English language Uncategorized

A big deal breaker

[An updated post on this subject appeared on Jan. 21, 2014.]

Q: I’m bothered when I hear young people use the expression “not that big of a deal.” My experience is that the word “of” is unnecessary in this expression and similar ones. Am I wrong?

A: No, you’re right to be bothered. The expression is unnecessarily redundant. The unneeded “of” is not an intensifier here and adds no particular emphasis or color.

The accepted phrase is “not that big a deal.” (Similar usages would be “not that bad a storm,” “not too old an athlete,” “not so evil an empire,” and “not so good a movie.”)
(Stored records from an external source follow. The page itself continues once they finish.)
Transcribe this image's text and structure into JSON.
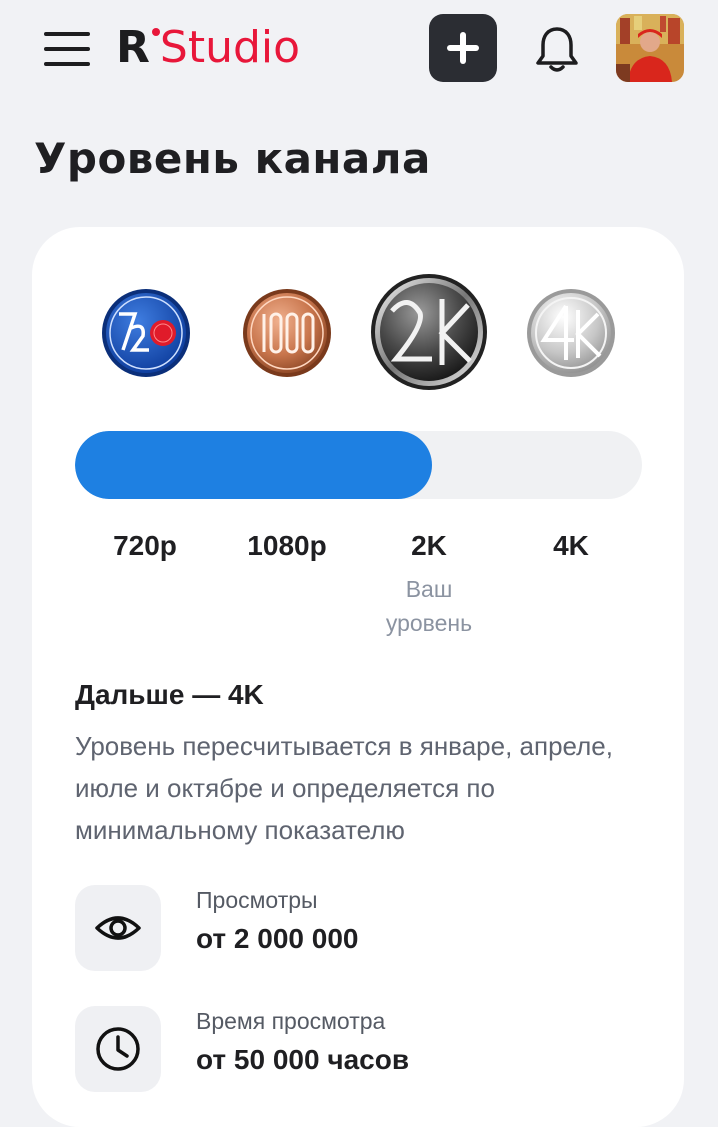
{
  "header": {
    "logo_r": "R",
    "logo_studio": "Studio",
    "menu_icon": "menu-icon",
    "add_icon": "plus-icon",
    "bell_icon": "bell-icon",
    "accent_color": "#e8173a"
  },
  "page": {
    "title": "Уровень канала"
  },
  "levels": {
    "progress_fraction": 0.63,
    "progress_color": "#1e80e2",
    "items": [
      {
        "label": "720p",
        "badge": "720-badge-icon"
      },
      {
        "label": "1080p",
        "badge": "1080-badge-icon"
      },
      {
        "label": "2K",
        "badge": "2k-badge-icon",
        "current_note": "Ваш уровень"
      },
      {
        "label": "4K",
        "badge": "4k-badge-icon"
      }
    ]
  },
  "next": {
    "title": "Дальше — 4K",
    "description": "Уровень пересчитывается в январе, апреле, июле и октябре и определяется по минимальному показателю"
  },
  "requirements": [
    {
      "icon": "eye-icon",
      "label": "Просмотры",
      "value": "от 2 000 000"
    },
    {
      "icon": "clock-icon",
      "label": "Время просмотра",
      "value": "от 50 000 часов"
    }
  ]
}
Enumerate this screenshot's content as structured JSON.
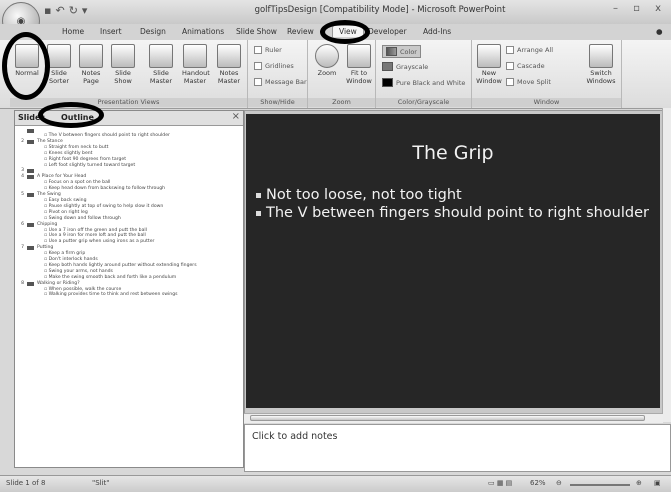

In expressions like these, where an adjective is being used to describe a noun, the “of” isn’t needed. Articles in the journal American Speech have referred to this usage as the “big of” syndrome.

Perhaps the confusion arises because of phrases like “a hell of a storm” and “a whale of a good time” and “a monster of a party.”

In expressions like those, where a noun is being used to describe another noun, the “of” is required. (Technically, the two nouns are in apposition, a grammatical construction where one noun is the explanatory equivalent of the other.)

Interestingly, the expression “not that big of a deal” is becoming a big deal. I just googled it and got 307,000 hits.